Postcorona-Triage? Alarmruf der Jugendärzte

Folgen der Corona-Pandemie: Gebt den Kindern eine Chance!

18.5.2021, 18:27 Uhr
Kinder und Jugendliche gehören zu den größten Opfern der Corona-Pandemie.

© Christian Charisius/dpa Kinder und Jugendliche gehören zu den größten Opfern der Corona-Pandemie.

"Die Kinder- und Jugendpsychiatrien sind voll, dort findet eine Triage statt. Wer nicht suizidgefährdet ist und 'nur' eine Depression hat, wird gar nicht mehr aufgenommen." Ein Satz, der aufhorchen lässt. Er stammt von Jakob Maske, dem Sprecher des Berufsverbandes der Kinder- und Jugendärzte. Die Triage, das zur Erinnerung, war zu Hochzeiten der Pandemie das Schreckenswort schlechthin.

Denn Triage bedeutet auszuwählen: Zwischen Menschen, denen die Ärzte ein Chance geben und solchen, die mangels Behandlungskapazitäten und Heilungschancen dem Tode geweiht sind. Glücklicherweise kam es in Deutschland an den Krankenhauspforten nie soweit. Jetzt droht allerdings eine zweite Triage, die nicht minder gefährlich ist. Es geht nun um die Überlebensperspektive von Kindern und Jugendlichen.

Was nun bevorsteht, ist eine Katastrophe mit Ansage. Bereits nach wenigen Corona-Monaten hatten Kinderärzte und Jugendpsychologen Alarm geschlagen. Ihre ständigen Mahnungen fanden in der Politik keinerlei Widerhall. Die Regierungen zogen, anfangs getragen von breiter Unterstützung der Bevölkerung, stur ihren Kurs des Gesundheitsschutzes um jeden Preis durch.

Die Entscheidung war eindeutig: Dem Schutz der älteren Bevölkerungsgruppen wurde Vorrang eingeräumt - durchaus nachvollziehbar angesichts der Todeszahlen im vierstelligen Bereich. Trotzdem war es ein großer Fehler, die jüngeren Generationen völlig außer Acht zu lassen.
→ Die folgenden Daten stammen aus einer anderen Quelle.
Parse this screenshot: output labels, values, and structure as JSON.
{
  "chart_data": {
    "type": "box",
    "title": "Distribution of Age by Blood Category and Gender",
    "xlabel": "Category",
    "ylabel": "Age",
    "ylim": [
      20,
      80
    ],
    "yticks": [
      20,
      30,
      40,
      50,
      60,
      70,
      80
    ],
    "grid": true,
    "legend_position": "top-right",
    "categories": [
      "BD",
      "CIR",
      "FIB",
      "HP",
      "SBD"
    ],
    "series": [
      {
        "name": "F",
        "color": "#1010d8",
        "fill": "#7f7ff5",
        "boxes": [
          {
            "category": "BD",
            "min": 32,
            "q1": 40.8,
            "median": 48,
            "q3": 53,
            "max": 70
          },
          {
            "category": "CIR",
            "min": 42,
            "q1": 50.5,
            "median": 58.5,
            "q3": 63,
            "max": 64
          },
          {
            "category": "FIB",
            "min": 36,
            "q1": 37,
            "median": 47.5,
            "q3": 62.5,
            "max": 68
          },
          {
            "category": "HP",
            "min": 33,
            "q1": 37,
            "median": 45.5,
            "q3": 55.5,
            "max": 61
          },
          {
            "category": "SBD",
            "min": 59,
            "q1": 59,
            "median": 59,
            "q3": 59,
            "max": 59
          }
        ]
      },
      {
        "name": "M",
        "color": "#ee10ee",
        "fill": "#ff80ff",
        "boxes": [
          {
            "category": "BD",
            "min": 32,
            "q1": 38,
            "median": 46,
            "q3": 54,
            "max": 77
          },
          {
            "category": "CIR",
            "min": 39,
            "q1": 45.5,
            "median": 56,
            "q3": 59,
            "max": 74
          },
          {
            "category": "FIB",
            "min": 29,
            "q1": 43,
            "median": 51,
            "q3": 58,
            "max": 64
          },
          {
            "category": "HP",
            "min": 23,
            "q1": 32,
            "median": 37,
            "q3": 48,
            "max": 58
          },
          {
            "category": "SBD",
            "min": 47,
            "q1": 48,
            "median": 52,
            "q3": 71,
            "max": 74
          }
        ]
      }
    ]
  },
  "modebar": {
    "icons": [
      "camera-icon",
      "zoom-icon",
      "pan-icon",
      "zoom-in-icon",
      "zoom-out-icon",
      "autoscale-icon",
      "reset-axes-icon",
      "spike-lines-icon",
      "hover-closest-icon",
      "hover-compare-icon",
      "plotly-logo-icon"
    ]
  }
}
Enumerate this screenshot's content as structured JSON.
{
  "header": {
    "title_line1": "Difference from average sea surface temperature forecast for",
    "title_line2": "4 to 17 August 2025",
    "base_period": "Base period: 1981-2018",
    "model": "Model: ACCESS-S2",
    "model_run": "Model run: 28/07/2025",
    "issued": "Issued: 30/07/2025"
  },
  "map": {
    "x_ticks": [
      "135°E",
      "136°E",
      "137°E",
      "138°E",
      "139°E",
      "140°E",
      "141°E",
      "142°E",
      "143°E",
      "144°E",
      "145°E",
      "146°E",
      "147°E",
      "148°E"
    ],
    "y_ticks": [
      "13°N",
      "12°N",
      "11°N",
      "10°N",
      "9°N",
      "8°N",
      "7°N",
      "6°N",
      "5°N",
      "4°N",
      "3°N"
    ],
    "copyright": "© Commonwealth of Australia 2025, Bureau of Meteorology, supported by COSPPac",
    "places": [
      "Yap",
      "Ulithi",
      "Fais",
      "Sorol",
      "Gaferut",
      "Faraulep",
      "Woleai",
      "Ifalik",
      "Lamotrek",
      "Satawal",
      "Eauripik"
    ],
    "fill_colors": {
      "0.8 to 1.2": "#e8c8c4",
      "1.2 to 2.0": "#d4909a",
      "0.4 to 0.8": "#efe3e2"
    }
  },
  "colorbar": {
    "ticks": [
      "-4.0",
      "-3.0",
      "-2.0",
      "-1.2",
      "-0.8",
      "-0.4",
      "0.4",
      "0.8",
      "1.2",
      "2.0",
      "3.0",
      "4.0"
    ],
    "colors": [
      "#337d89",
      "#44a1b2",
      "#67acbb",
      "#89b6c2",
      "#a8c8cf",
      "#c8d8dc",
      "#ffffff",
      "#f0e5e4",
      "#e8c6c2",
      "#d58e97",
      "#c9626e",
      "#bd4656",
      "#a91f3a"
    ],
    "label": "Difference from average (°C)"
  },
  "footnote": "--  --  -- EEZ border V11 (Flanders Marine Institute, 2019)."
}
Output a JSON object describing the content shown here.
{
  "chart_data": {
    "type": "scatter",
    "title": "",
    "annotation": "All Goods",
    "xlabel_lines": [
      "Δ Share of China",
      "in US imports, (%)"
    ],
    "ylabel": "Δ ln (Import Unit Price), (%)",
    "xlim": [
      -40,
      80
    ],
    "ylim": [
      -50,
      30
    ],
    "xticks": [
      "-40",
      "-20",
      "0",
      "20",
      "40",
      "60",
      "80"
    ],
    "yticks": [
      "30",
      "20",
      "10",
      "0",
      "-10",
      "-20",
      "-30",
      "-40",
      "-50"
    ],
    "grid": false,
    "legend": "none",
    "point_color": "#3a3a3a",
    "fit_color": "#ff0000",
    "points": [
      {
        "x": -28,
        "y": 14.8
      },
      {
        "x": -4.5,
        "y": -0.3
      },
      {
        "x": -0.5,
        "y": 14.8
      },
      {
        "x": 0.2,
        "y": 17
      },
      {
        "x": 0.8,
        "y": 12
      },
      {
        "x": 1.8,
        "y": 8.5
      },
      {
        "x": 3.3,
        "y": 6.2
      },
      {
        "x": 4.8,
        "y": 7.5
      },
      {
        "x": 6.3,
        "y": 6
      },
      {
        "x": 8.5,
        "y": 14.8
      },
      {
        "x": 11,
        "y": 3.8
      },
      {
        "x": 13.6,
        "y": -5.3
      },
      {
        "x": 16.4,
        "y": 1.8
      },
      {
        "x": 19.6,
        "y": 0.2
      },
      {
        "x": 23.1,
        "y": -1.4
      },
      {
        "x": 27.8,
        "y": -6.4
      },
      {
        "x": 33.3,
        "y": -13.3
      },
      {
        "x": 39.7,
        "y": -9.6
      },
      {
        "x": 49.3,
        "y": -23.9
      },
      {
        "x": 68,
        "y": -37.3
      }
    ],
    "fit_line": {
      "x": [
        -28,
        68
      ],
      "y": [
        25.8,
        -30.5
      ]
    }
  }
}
Die Folgen sind nun unübersehbar: Reihenweise halten Kinder und Jugendliche dem Druck nicht mehr Stand, der ihnen zu Pandemiezeiten auferlegt wurde. Nun müssen Milliarden in die Stabilisierung einer ganzen Generation fließen. Die kürzlich genannte Summe von zwei Milliarden ist lächerlich gering, angesichts der zu erwartenden Arbeit. Sie wird bald nach oben korrigiert werden müssen. Zudem viele psychiatrische Einrichtungen ohnehin kaputt gespart wurden.

Es ist beschämend, wie wenig Kinder und Jugendliche den verantwortlichen Politikern wert waren. Ob dahinter ein Kalkül stand, indem bereits auf die Bundestagwahl und das enorme Potential der älteren Wählergruppen geschielt worden ist, bleibt Spekulation, vielleicht sogar bösartige Unterstellung.

Viel wahrscheinlicher ist, dass die Kanzlerin und die Ministerpräsidenten-Runde sich schlicht nicht anders zu helfen wussten. Sie nahmen die Folgeschäden billigend in Kauf, um der drohenden Katastrophe Herr zu werden. Dieses kurzsichtige Verhalten kommt uns teuer zu stehen. Bleibt zu hoffen, dass die psychisch kranken Jugendlichen je wieder eine Perspektive erkennen können.